Jetzt schaut Otoo zurück. Und sie schaut sehr genau. In ihrem Gewinnerinnenbeitrag „Herr Gröttrup setzt sich hin“ beschreibt sie einen alten Mann, der Regionalbahnen ohne Verspätung schätzt, den Münchner Merkur liest und um Punkt 7.30 Uhr mit seiner Frau zu Frühstück isst.

Die Seele des deutschen Biedermeier

Bei einem solchen Frühstück passiert es, dass dem werten Herr Gröttrup plötzlich das überhaupt nicht feste Eigelb seines Frühstückseis auf die Krawatte spritzt. „Das waren doch auf die Sekunde siebeneinhalb Minuten! Oder etwa nicht?“ Das Ei, das später auch aus Ich-Perspektive erzählt, weigert sich, den Erwartungen dieser druchgeregelten Welt der Gröttrups zu entsprechen. Es bleibt weich und widerständig.

Otoo erzählt die Geschichte in Loriot-Manier, so beschreiben es viele Kritiker_innen. Mit diesem Kniff ist Otoo in die Seele des deutschen Biedermeier-Humors eingedrungen und hat so eine Zugänglichkeit geschaffen, die ihre vorherigen Texte bisher nicht erreichen konnten. Diese waren ebenso „fein gearbeitet“ wie ihr Bachmann-Preis-Beitrag, beschrieben den Alltag jedoch dezidiert aus Schwarzer Perspektive.

Weniger politisch als ihre vorherigen Texte ist „Herr Gröttrup setzt sich hin“ aber keineswegs. Otoo beschreibt nicht nur die Geschichte eines unangepassten Eis, sondern nutzt auch Worte wie „jemensch“ statt „jemand“ oder „Cis-Mann“ statt einfach nur „Mann“.

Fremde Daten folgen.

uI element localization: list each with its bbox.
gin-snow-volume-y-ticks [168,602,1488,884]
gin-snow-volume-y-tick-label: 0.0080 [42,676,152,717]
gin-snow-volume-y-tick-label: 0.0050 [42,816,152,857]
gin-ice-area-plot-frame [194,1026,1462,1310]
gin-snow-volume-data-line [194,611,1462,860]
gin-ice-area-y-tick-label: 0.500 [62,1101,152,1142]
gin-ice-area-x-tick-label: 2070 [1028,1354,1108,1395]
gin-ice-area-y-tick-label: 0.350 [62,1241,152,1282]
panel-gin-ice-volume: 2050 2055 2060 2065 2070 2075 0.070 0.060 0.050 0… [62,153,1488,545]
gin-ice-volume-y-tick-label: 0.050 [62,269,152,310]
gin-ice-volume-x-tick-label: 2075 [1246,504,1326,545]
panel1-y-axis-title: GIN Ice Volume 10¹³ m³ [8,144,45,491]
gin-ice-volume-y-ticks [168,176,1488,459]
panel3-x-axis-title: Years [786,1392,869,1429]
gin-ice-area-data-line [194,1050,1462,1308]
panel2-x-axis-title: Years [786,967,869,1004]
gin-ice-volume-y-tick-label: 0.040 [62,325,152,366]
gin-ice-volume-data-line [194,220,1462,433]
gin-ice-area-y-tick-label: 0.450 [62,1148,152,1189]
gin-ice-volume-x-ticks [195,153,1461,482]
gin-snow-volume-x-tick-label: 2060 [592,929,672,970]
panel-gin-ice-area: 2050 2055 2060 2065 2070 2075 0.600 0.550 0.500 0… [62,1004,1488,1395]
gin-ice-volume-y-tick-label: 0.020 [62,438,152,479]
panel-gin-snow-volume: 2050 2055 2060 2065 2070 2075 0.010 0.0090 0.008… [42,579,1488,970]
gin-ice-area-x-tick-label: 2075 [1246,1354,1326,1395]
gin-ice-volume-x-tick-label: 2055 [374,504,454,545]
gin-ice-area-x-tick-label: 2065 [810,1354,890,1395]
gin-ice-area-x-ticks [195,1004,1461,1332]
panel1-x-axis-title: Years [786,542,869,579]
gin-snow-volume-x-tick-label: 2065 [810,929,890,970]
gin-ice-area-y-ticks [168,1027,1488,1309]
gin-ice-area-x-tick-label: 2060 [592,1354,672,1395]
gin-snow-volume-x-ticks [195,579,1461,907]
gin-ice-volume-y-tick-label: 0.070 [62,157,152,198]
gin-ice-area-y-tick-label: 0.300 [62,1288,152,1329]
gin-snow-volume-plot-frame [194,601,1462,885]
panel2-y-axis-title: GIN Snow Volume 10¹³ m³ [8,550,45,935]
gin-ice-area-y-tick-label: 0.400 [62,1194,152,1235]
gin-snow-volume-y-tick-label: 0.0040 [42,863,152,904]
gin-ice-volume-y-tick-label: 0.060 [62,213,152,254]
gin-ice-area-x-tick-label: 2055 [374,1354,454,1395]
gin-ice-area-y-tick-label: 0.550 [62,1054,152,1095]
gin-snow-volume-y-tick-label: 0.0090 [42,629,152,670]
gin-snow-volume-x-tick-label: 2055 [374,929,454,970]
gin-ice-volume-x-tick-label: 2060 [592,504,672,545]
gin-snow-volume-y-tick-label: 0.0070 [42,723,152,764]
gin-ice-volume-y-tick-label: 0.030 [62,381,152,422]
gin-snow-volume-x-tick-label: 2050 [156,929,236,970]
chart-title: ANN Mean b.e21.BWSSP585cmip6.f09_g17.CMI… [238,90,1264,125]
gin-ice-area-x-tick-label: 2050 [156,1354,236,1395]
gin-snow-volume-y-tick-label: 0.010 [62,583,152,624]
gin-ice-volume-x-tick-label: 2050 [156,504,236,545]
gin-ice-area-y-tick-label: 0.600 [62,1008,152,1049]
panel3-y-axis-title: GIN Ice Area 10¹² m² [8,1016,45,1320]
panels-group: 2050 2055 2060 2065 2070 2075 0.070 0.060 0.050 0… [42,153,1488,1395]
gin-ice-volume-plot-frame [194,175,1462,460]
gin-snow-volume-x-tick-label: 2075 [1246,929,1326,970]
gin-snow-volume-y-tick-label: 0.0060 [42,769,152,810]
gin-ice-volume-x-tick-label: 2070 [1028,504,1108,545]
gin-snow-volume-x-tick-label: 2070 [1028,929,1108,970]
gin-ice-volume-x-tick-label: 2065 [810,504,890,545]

Beide Begriffe sind Teil eines bei Sharon Dodua Otoo tief verwurzelten Verständnisses von diskriminierungsarmer Sprache. Eine Sprache, die über ein binäres Denken über Geschlechtsidentitäten hinausgeht. Und eine, von der diskriminierende Begriffe ausgeschlossen sind. Wie etwa das N-Wort.

Das taz-Podium verlassen

Vor etwas mehr als drei Jahren diskutierte das deutsche Feuilleton und bald der ganze Medienbetrieb, ob es eine Verunstaltung der deutschen Sprache sei, in Kinderbüchern oder auch im alltäglichen Gebrauch auf das N-Wort als Bezeichnung Schwarzer Menschen zu verzichten.

Otoo vertritt die Position: Das Wort ist verletzend für Schwarze Personen. Darüber diskutierte die Autorin im April 2013 auch auf einem Podium der taz – und verließ den Raum, weil der Moderator ihre Bitte ignorierte, das Wort nicht gedankenlos immer weiter zu wiederholen.

Später schrieb Otoo in einem Artikel in der taz: „Wenn ich für eine gendergerechte und rassismusfreie Sprache plädiere, dann, weil ich andere – und mich selber – für die eigenen Privilegien zu sensibilisieren versuche.“ Dies tut Otoo seit Jahren auf verschiedenen Ebenen: als Autorin, Herausgeberin der Reihe „Witnessed“, in der Schwarze Autor_innen von ihren Erfahrungen in Deutschland schreiben, und als Aktivistin.

Es ist nur der Anfang

Die seit einigen Jahren in Berlin lebende Britin ist Teil der Initiative Schwarze Menschen in Deutschland (ISD e.V.). Eines der Hauptziele des Vereins ist das Fördern eines Schwarzen Bewusstseins. Integrale Stütze dafür ist die Sichtbarkeit Schwarzer Menschen.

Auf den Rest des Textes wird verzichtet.